The discovered knowledge included the episode number, major score, minor score, total score, standardised GS and risk category. For each biopsy, the algorithm extracted a single row of structured data. From the narrative biopsy report depicted in Table 1, the following discovered knowledge was reported: (i) ABC1234, (ii) 4, (iii) 3, (iv) 7, (v) 4 + 3 = 7 and (vi) intermediate.
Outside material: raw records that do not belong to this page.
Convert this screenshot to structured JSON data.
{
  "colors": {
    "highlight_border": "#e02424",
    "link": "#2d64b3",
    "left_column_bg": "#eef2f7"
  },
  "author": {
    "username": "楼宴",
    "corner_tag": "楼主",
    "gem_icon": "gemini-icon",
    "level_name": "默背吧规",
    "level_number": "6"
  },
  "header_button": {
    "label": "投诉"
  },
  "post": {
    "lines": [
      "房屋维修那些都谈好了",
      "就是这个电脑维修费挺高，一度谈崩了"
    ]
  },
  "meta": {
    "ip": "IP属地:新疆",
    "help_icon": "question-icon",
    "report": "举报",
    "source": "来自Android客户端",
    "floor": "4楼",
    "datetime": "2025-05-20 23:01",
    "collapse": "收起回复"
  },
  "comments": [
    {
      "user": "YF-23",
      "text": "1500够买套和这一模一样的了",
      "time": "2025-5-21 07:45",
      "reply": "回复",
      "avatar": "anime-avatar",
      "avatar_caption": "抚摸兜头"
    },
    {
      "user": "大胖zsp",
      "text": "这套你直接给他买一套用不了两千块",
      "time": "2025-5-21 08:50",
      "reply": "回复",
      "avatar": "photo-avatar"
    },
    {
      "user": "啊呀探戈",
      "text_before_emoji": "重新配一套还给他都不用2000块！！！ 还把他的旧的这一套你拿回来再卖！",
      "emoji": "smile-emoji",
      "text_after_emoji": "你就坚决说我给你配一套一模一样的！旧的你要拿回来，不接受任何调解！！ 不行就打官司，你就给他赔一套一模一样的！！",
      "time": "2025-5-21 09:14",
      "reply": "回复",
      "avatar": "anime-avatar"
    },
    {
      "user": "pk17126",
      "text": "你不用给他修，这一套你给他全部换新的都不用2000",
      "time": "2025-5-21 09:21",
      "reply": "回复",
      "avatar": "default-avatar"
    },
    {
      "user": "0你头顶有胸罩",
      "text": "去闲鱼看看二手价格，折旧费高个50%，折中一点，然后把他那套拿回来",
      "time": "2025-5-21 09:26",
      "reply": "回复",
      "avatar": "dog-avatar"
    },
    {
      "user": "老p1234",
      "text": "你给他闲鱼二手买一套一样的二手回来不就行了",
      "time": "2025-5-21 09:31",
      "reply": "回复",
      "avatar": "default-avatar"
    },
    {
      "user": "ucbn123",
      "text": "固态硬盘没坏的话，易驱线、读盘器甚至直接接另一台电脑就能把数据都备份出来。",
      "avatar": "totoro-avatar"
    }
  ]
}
Text Mining Algorithm Evaluation
A confusion matrix (also known as a sensitivity/specificity analysis) was used to compare the text mining algorithm extracted against the manually coded values [24]. The confusion matrix consists of four values: (i) True Positives (TP): correctly extracting the GS, (ii) True Negatives (TN): correctly extracting a biopsy without a GS, (iii) False Positive (FP): falsely extracting a GS and (iv) False Negative (FN): falsely extracting the manually coded GS [24]. The precision and recall are calculated using these four values as follows: (i) \(\frac{TP}{TP+FP}\) and (ii) \(\frac{TP}{TP+FN}\) respectively. Precision and recall are similar to positive predictive value (PPV) and sensitivity respectively. The F-score is the harmonic mean of precision and recall and is calculated using the formula \(\frac{2*\left(Recall *Precision\right)}{(Recall+Precision)}\). As the manually coded values were assumed to be the gold standard without any incorrect values, there was no need to report the zero values. Therefore, we removed the ‘Actual: No’ column. However, the zero values were still used for the F-score calculation.
Statistical analysis
We reported the top ten GS alpha, numeric and alphanumeric reporting formats as a table, i.e., how they were captured in the narrative prostate biopsy report. We also reported the top five GS reported, with the remaining scores categorised as ‘Others’. The percentage of a top five GS categorised as high-risk (≥ 8) is also indicated. As we reported data for a multi-class problem, we reported the frequencies for the predicted and manually coded values for a low, intermediate and high-risk GS as a table. Next, we calculated the macro averaged F-score (F-score for each GS risk category added up and then divided by the number of measurements) [25].